Pop-Up Food

Karavalli comes to Varq

Allapuzha Meen Curry

Allapuzha Meen Curry   | Photo Credit: Special arrangement


On the 11th anniversary Taj’s Delhi restaurant, a Bengaluru favourite comes to celebrate

Last year, chef Naren Thimmaiah, along with a few fellow chefs went to Kasargod, in north Kerala, to learn what a women’s self-help group was doing with jackfruit. Inspired, they came back to introduce several new items on the menu at Karavalli, ranging from an evening snack of a steamed batter of rice-rava, jackfruit pulp, jaggery, coconut bits, cardamom; to a jackfruit-seed stir-fry.

“That’s what we do — homestyle cooking, with minimal garnish and plating,” says Naren, who was on the founding team of Karavalli, the 29-year-old Bengaluru restaurant that came into being with a push by Camellia Panjabi, who has set up and run some of the most iconic places that serve Indian food.

“In those days Indian food meant a ‘restaurant-safe’ menu: dal makhni, chicken tikka, and maybe a chicken Chettinad, and then you’d find a vegetarian option with baby corn or mushroom, whether it suited the dish or not,” says Naren. So bringing coastal cuisine from the South-West coast was considered both an experiment and a risk. It proved to be a success, and over the years, the repertoire has expanded to include cuisines from about 100km inland, so those from Coorg and Central Kerala as well as community-based food.

Naren Thimmaiah

What has encouraged them along the way, says Naren, is when people would come, eat the food at Karavalli and say, ‘This is great, but my aunt makes it better,’ after which the team would get on the phone with the aunt to learn how she did it.

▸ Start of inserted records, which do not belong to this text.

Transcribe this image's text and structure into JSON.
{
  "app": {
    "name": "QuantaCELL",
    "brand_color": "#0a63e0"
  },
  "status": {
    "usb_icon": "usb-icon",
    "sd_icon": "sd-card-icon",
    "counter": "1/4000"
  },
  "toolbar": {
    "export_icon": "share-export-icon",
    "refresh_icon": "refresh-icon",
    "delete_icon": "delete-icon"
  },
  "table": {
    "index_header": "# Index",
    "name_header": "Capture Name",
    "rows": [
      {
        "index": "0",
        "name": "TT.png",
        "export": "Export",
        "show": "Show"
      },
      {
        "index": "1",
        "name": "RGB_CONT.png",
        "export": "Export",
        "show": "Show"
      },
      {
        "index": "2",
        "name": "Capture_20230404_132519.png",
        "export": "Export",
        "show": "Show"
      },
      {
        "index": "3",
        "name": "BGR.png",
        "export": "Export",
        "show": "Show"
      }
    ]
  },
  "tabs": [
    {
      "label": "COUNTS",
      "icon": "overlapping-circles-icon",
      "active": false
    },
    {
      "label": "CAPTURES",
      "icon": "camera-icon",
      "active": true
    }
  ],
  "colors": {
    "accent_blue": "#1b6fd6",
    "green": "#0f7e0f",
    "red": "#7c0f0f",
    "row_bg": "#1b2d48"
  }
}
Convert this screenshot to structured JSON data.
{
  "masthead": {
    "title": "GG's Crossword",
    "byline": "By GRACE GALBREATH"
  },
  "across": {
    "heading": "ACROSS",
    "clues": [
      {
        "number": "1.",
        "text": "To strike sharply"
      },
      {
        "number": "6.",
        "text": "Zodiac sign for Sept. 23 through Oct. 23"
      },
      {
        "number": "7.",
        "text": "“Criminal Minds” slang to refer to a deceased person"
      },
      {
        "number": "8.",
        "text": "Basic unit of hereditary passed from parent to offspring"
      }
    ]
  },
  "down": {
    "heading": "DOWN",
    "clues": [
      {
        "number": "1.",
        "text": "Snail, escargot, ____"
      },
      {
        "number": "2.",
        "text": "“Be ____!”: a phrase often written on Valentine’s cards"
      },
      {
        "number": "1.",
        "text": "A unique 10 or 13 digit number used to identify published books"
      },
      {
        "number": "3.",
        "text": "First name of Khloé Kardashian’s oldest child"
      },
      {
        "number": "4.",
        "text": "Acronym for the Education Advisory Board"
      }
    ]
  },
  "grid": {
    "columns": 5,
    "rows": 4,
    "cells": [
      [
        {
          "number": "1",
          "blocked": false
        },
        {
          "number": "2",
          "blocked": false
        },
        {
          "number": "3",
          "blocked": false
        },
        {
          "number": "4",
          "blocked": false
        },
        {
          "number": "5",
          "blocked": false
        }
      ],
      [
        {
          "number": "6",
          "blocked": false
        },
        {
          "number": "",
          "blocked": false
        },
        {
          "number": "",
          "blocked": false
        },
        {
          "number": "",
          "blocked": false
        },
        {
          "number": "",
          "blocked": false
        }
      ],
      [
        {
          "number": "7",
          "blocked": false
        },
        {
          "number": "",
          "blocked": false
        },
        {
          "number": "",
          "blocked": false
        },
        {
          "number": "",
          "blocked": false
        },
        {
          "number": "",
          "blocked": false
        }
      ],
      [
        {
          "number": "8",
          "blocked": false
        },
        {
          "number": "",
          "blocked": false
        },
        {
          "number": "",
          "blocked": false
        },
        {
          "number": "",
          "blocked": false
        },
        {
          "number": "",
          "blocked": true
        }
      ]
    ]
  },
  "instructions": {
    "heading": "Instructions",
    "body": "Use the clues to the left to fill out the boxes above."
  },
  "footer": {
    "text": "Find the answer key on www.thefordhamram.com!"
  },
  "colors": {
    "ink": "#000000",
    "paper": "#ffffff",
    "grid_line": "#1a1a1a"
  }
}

This is what Delhi eaters can expect from the pop-up: There’s no modernisation, tweaking, toning down, or ostentatious plating (though the restaurant that will host it, Varq, does just this). What helped the restaurant at the time of its birth will probably help it today: people who have started travelling and eating different kinds of foods. Last year they did pop-ups in Mumbai, Kolkata, and Hyderabad.

The reason it hasn’t been easy to replicate it anywhere else before is that every ingredient for the 80+ dishes on the original menu is picked carefully. “I was just on the phone with my chefs from Mumbai and Delhi, discussing how to source Kundapur coconut (known for its thick, fleshy coconuts that give great body to gravies),” he says, explaining that even when a fast-food chain that mass-produces its food enters a new market they take a few years to understand how to source to get just the right flavour and consistency.

Some of the star dishes of 46 to expect are: Crab Milagu Fry (with pepper masala), Tiger Prawns Roast (in a Kerala spice mix), Koli Barthad (chicken with Coorg masalas and vinegar, the chef’s mother’s recipe), Oggaraneda Aritha Pundi (steamed rice dumplings flavoured with coconut and cumin), and more.

At Varq, The Taj Mahal Hotel, Mansingh Road; September 21st-28th, 2019; lunch 12:30 p.m.- 2:45 p.m.; dinner 7 p.m.- 11:45 p.m.